Ce n’est peut-être pas une autoroute, mais, à Wimbledon, c’est au moins un boulevard vers les quarts de finale qui s’offre aujourd’hui à Jo-Wilfried Tsonga et Richard Gasquet. Deux Français dans le dernier grand huit d’un tournoi du Grand Chelem, ce n’est plus arrivé depuis 2009, en Australie (Tsonga et Simon). Et à Londres, depuis 1991 (Forget et Champion).

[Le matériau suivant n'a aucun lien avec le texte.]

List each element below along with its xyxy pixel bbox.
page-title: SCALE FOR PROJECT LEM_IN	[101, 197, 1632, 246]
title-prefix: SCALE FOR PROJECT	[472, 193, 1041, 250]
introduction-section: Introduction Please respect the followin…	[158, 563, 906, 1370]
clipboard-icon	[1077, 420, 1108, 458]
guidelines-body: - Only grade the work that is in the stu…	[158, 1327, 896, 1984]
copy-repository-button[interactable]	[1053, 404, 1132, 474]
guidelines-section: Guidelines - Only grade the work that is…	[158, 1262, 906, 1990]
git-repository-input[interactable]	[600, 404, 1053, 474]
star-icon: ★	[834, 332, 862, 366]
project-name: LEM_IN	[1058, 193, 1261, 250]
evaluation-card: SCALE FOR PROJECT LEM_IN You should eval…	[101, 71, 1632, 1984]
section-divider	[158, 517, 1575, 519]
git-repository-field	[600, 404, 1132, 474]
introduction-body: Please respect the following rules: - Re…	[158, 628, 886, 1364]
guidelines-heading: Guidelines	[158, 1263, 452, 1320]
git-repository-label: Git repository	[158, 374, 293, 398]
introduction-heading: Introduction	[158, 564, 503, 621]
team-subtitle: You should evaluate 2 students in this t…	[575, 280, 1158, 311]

Tsonga à la pêche à l’ex-gros

Le numéro 1 français ne manque pas d’oxygène quand il grimpe en deuxième semaine d’un tournoi majeur Il a même une certaine habitude de ces hauteurs. Il a déjà atteint sept fois les quarts en Grand Chelem. Cette année à Roland-Garros, il est devenu le premier Tricolore à aller aussi loin dans les quatre sommets du tennis au cours de l’ère Open (depuis 1968). Aujourd’hui, Tsonga, tête de série numéro 5, affronte l’Américain Mardy Fish (numéro 10). Fish n’est plus gras comme il y a quelques années, mais il reprend juste la compétition après une pause de deux mois et demi due à une arythmie cardiaque qui a nécessité une petite intervention chirurgicale. Et Tsonga l’a battu deux fois en deux matchs. Vainqueur samedi sans forcer mais sans trembler du Slovaque Lacko en trois sets, le Français n’a pas lâché un jeu de service depuis le début du tournoi, nullement gêné par sa blessure à l’auriculaire droit, il y a deux semaines au Queens. Et dans sa partie de tableau qu’a désertée Rafael Nadal, la perspective d’une deuxième demi-finale en deux ans a de quoi le motiver.